2011 Fiscal Year Annual Research Report
乳がん手術待機期間からみた医療資源適正配分に関する研究
Project/Area Number |
22590463
|
Research Institution | Gifu University |
Principal Investigator |
高塚 直能 岐阜大学, 医学系研究科, 非常勤講師 (00293556)
|
Co-Investigator(Kenkyū-buntansha) |
長瀬 清 岐阜大学, 医学部附属病院, 講師 (90345786)
|
Keywords | 乳がん / 手術待機期間 / 医療資源配分 |
Research Abstract |
本年度は乳がんに対する最大許容手術待機期間を明らかにすることを目的に、まずは乳腺外科医に対する聞き取り調査を行った。最大許容手術待機期間とは診断がついてから少なくともこの期間までには手術すべきということで定義した。病院によっては必ずしも乳腺外科を標ぼうしていなくても乳がん手術を行う外科医もいるため、対象者は乳腺専門医に限定はされていない。任意に抽出した10施設のうち協力の得られた3施設から計7名の外科医(うち乳腺専門医2名)を対象とした。 まず最大許容手術待機期間に影響する要因として挙げられたのは、病期分類、病理結果、年齢、閉経の有無、ホルモン感受性、他疾患の有無、患者の希望であった。そこで仮想的な症例を提示し、それに対する最大許容手術待機期間について回答してもらった。病期分類0期非浸潤がん、50歳、閉経前、ホルモン感受性あり、他疾患の既往特になしというケースでは最大許容手術待機期間は3ヶ月から6ヶ月(2名:3ヶ月、2名:4ヶ月、1名:5ヶ月、2名:6ヶ月)とばらついた。
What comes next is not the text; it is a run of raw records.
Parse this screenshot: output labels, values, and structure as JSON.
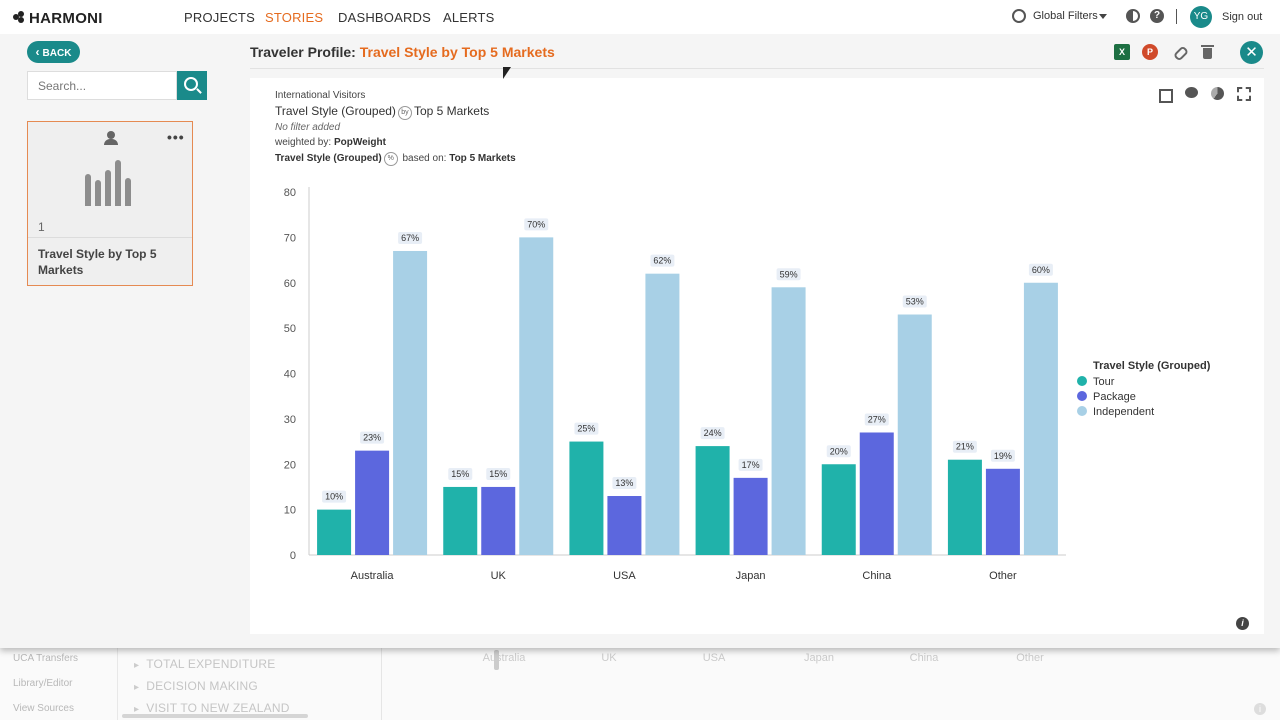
{
  "app": {
    "logo": "HARMONI",
    "nav": [
      "PROJECTS",
      "STORIES",
      "DASHBOARDS",
      "ALERTS"
    ],
    "active_nav": "STORIES",
    "global_filters": "Global Filters",
    "user_initials": "YG",
    "sign_out": "Sign out"
  },
  "sidebar": {
    "back_label": "BACK",
    "search_placeholder": "Search...",
    "cards": [
      {
        "number": "1",
        "title": "Travel Style by Top 5 Markets"
      }
    ]
  },
  "main": {
    "title_prefix": "Traveler Profile:",
    "title_accent": "Travel Style by Top 5 Markets",
    "actions": {
      "excel": "X",
      "ppt": "P"
    }
  },
  "chart_meta": {
    "dataset": "International Visitors",
    "title_left": "Travel Style (Grouped)",
    "by_badge": "by",
    "title_right": "Top 5 Markets",
    "filter": "No filter added",
    "weighted_prefix": "weighted by:",
    "weighted_value": "PopWeight",
    "base_left": "Travel Style (Grouped)",
    "pct_badge": "%",
    "base_mid": "based on:",
    "base_value": "Top 5 Markets",
    "info": "i"
  },
  "chart_data": {
    "type": "bar",
    "categories": [
      "Australia",
      "UK",
      "USA",
      "Japan",
      "China",
      "Other"
    ],
    "series": [
      {
        "name": "Tour",
        "color": "#20b2aa",
        "values": [
          10,
          15,
          25,
          24,
          20,
          21
        ]
      },
      {
        "name": "Package",
        "color": "#5c67de",
        "values": [
          23,
          15,
          13,
          17,
          27,
          19
        ]
      },
      {
        "name": "Independent",
        "color": "#a8d0e6",
        "values": [
          67,
          70,
          62,
          59,
          53,
          60
        ]
      }
    ],
    "ylim": [
      0,
      80
    ],
    "yticks": [
      0,
      10,
      20,
      30,
      40,
      50,
      60,
      70,
      80
    ],
    "data_label_suffix": "%",
    "legend_title": "Travel Style (Grouped)",
    "legend_position": "right",
    "grid": false
  },
  "background": {
    "left_items": [
      "UCA Transfers",
      "Library/Editor",
      "View Sources"
    ],
    "tree_items": [
      "TOTAL EXPENDITURE",
      "DECISION MAKING",
      "VISIT TO NEW ZEALAND"
    ],
    "categories": [
      "Australia",
      "UK",
      "USA",
      "Japan",
      "China",
      "Other"
    ],
    "info": "i"
  }
}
また病期分類1期(腫瘍径2cm以下、リンパ節転移なし)、浸潤、50歳、閉経前、ホルモン感受性あり、他疾患既往特になしというケースでは最大許容手術待機期間は2ヶ月から3ヶ月(4名:2ヶ月、3名:3ヶ月)とこれもばらつきがみられたが、病期分類0期より短くなることがうかがえた。 このプレ調査からも最大許容手術待機期間については医師によっても判断は曖昧であり、手術待機に対しては臨床所見以外の手術枠の確保など他の要因の影響を受ける可能性があることが示唆された。現在、対象者を増やして自記式調査を進めており、所属医療機関の特性などの影響も含めて解析を進める予定である。
|
Current Status of Research Progress |
Current Status of Research Progress
3: Progress in research has been slightly delayed.
Reason
医療機関の協力を得るのに予定以上の時間がかかるため。
|
Strategy for Future Research Activity |
乳がん患者を対象とした多施設調査は施設の協力を得ることが難しく、数施設に限定される可能性が高い。そうなると施設要因の検討は難しくなるため、個人要因の解析が中心になると思われる。また待機期間短縮に対する支払意志額調査については、乳がん患者の確保が十分とならない場合、一般女性を対象とした無記名調査の実施も予定しておく。